Consideren hoy los planteamientos reformistas, los temas considerados más urgentes para “la renovación de la Iglesia” (!), los Catecismos, las Homilías… Y allí donde consideren que se dan los señalados silenciamientos en forma generalizada, concluyan que están ante Iglesias descristianizadas. Con las consecuencias que conocemos.

“Los cristianos” no-practicantes ignoran la gravedad de su opción

La unión con Cristo se realiza en los cristianos fundamentalmente por la caridad, el cumplimiento de sus mandatos y la Eucaristía.

–“Si guardaréis mis mandamientos, permaneceréis en mi amor” (Jn 15,10). “Sois mis amigos, si hacéis lo que yo os mando” (15,14). –“El que come mi carne y bebe mi sangre habita en mí y yo en él” (6,56). Y “si no coméis la carne del Hijo del hombre, no tendréis vida en vosotros” (6,53). –“Como el sarmiento no puede dar fruto de sí mismo, si no permanece en la vid, tampoco vosotros, si no permanecierais en mí… El que no permanece en mí es echado fuera, como el sarmiento, y se seca, y los amontonan y los arrojan al fuego para que ardan” (Jn 15,1-89). –El que deja “el camino estrecho que lleva a la vida”, y prefiere caminar por “el camino ancho que lleva a la perdición”, parece ignorar la gravedad de su acción: Ha tomado un camino que conduce a la muerte, a la muerte eterna. “Ancho es el camino que lleva a la perdición, y son muchos los que por él caminan… ¡Qué angosto es el camino que lleva a la vida! Y qué pocos entran por él” (Mt 7,13-14).

El cristiano no practicante, habitualmente, no guarda los mandamientos de Cristo –por ejemplo, no Misa dominical, no comunión eucarística, no confesión en sacramento, sí matrimonio anticonceptivo, etc.–. ¿Persistiría en su condición de no-practicante si algún creyente –el sacerdote es el más indicado– le transmitiera los avisos que con todo amor quiere darle Cristo?…

Los no-practicantes deben conocer las verdades que nos da Cristo. Todas… Si las conocieran, serían muchos menos. Estarían mucho menos tranquilos en sus posiciones.

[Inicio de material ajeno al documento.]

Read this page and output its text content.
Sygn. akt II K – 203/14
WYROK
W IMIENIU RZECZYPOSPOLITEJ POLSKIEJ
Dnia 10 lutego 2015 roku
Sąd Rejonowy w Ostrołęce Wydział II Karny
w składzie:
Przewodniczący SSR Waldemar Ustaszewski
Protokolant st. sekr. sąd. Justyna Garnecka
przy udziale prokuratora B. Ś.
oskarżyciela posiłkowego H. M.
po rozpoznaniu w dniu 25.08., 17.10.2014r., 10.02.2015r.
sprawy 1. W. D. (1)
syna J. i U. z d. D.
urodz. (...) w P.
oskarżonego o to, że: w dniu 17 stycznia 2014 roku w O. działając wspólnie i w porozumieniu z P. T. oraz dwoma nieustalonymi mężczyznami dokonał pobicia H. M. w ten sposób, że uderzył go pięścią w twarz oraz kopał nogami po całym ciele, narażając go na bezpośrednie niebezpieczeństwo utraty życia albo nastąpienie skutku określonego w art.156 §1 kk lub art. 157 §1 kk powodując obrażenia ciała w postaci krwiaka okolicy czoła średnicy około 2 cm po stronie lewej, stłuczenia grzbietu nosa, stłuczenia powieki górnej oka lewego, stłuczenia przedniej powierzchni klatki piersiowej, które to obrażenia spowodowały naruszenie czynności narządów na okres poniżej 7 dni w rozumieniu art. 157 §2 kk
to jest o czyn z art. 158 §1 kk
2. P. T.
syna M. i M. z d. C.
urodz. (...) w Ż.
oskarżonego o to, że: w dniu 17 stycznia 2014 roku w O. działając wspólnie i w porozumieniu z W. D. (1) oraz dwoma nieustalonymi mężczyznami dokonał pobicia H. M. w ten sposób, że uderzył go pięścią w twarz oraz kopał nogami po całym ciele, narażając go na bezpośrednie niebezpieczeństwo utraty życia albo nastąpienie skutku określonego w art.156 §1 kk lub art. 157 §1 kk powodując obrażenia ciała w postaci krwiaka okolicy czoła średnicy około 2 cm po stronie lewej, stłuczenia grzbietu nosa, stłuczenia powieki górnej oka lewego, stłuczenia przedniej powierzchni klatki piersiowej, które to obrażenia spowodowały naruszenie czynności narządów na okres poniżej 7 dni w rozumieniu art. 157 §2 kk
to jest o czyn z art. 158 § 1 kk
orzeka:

Pero las verdades de la fe que en su situación más necesitan no se las dice nadie, o casi nadie. Y por ese silencio maligno de poca fe –que en su grado actual, no se había dado antes de llegar a las Iglesias descristianizadas–, permanecen en sus horizontes mentales, ajenos a la posibilidad/probabilidad de acabar en el Infierno. Y son tantos…

* * *

Sabemos por Cristo que Dios “quiere que todos los hombres se salven y lleguen al conocimiento de la verdad” (1Tim 2,4; +2Pe 3,9). Y el Hijo de Dios, haciéndose hombre, no ha podido hacer más para que se cumpla esa voluntad del Padre, que es la suya. Y para ello nos ha revelado el buen camino que lleva al cielo y el malo que conduce al infierno, asistiéndonos con su gracia, para que caminemos por el bueno, que es Él mismo, “el camino, la verdad y la vida” (Jn 14,8). “Nadie va al Padre si no por mí” (Jn 14,6).